If you’re prone to pimple picking, the first step is to get your acne under control. Dr. Lee recommends ingredients like salicylic acid, benzoyl peroxide, and retinol — all found in SLMD Acne System.

If you’ve been using a regimen for a couple of months without much result, or you’re worried about scarring, visit a dermatologist. They can assess what’s going on and prescribe other drugs if needed.

Spot treat

Dr. Lee also recommends spot treatments when random pimples pop up. Salicylic acid is great for blackheads and whiteheads (try Salicylic Acid Spot Treatment), while benzoyl peroxide works well on inflammatory acne (try BP Acne Spot Treatment).

For larger areas on both face and body, try patch masking with your favorite acne treatment mask.

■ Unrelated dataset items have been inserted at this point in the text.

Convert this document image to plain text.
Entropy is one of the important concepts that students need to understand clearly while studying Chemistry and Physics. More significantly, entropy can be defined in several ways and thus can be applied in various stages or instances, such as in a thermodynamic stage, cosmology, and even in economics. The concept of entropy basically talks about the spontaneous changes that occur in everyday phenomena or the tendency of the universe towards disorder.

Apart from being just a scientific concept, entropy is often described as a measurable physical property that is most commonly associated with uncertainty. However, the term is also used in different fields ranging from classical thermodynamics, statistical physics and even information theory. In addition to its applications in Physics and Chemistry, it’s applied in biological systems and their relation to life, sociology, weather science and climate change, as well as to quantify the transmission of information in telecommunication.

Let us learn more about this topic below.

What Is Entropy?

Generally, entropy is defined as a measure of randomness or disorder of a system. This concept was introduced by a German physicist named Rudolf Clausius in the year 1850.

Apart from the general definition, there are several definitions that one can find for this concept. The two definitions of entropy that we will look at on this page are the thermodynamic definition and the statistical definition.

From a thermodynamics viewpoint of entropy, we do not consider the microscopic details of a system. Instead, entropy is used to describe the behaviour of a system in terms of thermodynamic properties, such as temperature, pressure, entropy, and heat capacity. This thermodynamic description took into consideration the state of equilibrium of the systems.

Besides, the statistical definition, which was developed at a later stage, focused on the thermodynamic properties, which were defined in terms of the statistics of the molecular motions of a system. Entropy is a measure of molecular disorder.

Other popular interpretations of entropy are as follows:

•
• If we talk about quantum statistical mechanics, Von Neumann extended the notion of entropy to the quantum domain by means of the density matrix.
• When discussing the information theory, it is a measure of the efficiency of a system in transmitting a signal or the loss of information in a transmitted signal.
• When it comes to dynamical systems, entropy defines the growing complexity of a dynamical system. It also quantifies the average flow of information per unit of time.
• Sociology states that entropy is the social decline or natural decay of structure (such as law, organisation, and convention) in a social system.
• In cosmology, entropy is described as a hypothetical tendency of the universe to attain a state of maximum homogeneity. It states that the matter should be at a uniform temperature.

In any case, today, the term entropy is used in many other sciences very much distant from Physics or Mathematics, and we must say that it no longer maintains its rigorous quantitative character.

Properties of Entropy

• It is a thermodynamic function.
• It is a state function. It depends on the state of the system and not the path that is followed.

To really keep your hands off, consider medicated acne patches. SLMD Salicylic Acid Pimple Patches are ultra-transparent and are formulated with salicylic acid to soak up pus and protect pimples as they heal.

Set reminders

Once your acne is under control, you may discover that your desire to pick disappears right along with your pimples. However, if you find yourself still picking at your skin despite a decrease in bumps, you may want to ask a friend or coworker to monitor your picking, so you become more conscious of the habit.

Or, leave yourself “don’t pick” reminders on sticky notes in the bathroom or around the house. If you have tools you use for picking, toss them; having them around could be too tempting to resist. In fact, if part of your picking ritual involves a magnifying mirror, consider putting that mirror away as well.

Dr. Lee’s last word

I’m a dermatologist — but I’m also a realist. I know people are going to pop their pimples. Using an acne regimen and spot treatments can help a lot. But if you find yourself unable to resist picking at your acne, and it’s leaving marks, it’s time to talk to a doctor.